In a way he is right. SCS has approximately 20,000 minority students in its 47,000-student population. In the eyes of the federal courts and the NAACP, it is certifiably desegregated.

And in a way he is wrong. The county school board is all-white, and a few county schools slated to become city schools by annexation are nearly all-black. Voting majorities, self-segregation, and school boundaries are responsible.

Race is even more of an issue in Memphis. The school system is 90 percent black, and the number of white students, clustered in a half-dozen or so schools, goes down steadily. Shelby County didn’t invent secession. Memphians have been fleeing city schools for county and private and parochial schools for 50 years. As the school system goes, so goes the city and its tax base.

So be it, say some MCS board members and churchmen opposed to charter surrender. Their duty, they believe, is to the 100,000 students who come, not the ones who left.

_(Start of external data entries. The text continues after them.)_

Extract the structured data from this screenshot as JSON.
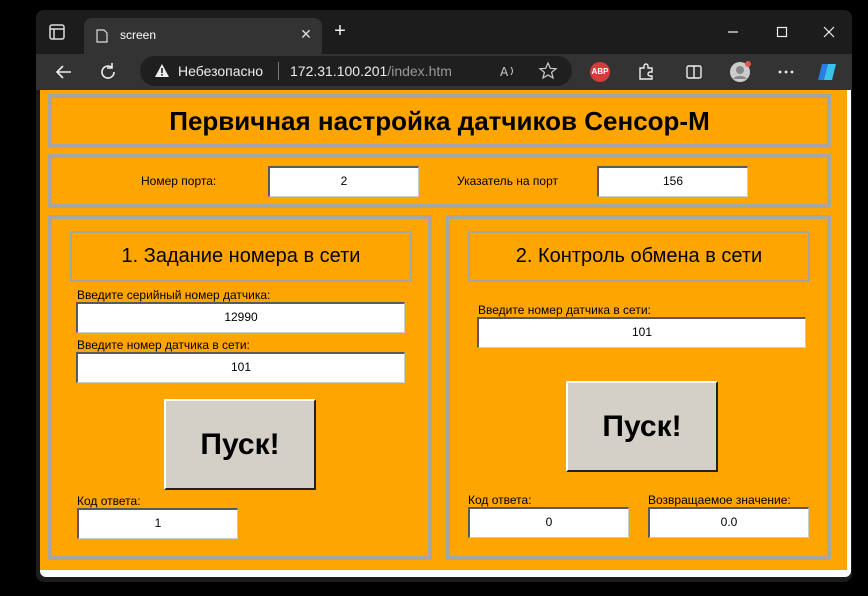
{
  "browser": {
    "tab_title": "screen",
    "security_label": "Небезопасно",
    "url_host": "172.31.100.201",
    "url_path": "/index.htm",
    "abp_label": "ABP"
  },
  "page": {
    "title": "Первичная настройка датчиков Сенсор-М",
    "port": {
      "port_number_label": "Номер порта:",
      "port_number_value": "2",
      "pointer_label": "Указатель на порт",
      "pointer_value": "156"
    },
    "section1": {
      "title": "1. Задание номера в сети",
      "serial_label": "Введите серийный номер датчика:",
      "serial_value": "12990",
      "net_label": "Введите номер датчика в сети:",
      "net_value": "101",
      "button": "Пуск!",
      "response_label": "Код ответа:",
      "response_value": "1"
    },
    "section2": {
      "title": "2. Контроль обмена в сети",
      "net_label": "Введите номер датчика в сети:",
      "net_value": "101",
      "button": "Пуск!",
      "response_label": "Код ответа:",
      "response_value": "0",
      "return_label": "Возвращаемое значение:",
      "return_value": "0.0"
    }
  },
  "colors": {
    "page_bg": "#ffa500",
    "frame_border": "#a6a6a6",
    "button_face": "#d4d0c8",
    "browser_chrome": "#333333"
  }
}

“You elected me to serve the children, not surrender them,” said board member Rev. Kenneth Whalum Jr. to cheers at his swearing-in ceremony on Monday.

On the other side are board members Martavius Jones, Tomeka Hart, Patrice Robinson, and Stephanie Gatewood, along with state representative G.A. Hardaway and Shelby County commissioner Sidney Chism.

Hardaway says the pro-surrender campaign will have to keep it simple: one tax for schools, lower taxes for Memphians, control of our own destiny. The mayors, he believes, should stay above the fray and concentrate on a conditional transition plan.

He thinks the referendum is a go, despite “delaying tactics” by the Shelby County Election Commission. If there is a legal challenge to the Memphis-only referendum, he said he will go to court and argue that Memphis residents don’t get to vote for Shelby County school board members.

“I’m loving the fact that we’ve got some serious conversation going from top to bottom,” he said. “We’ve always had it at the top, but I am hearing from folks in barber shops and restaurants and gyms. Everyone is finally engaged in trying to figure things out. No matter what happens in the vote, that is positive.”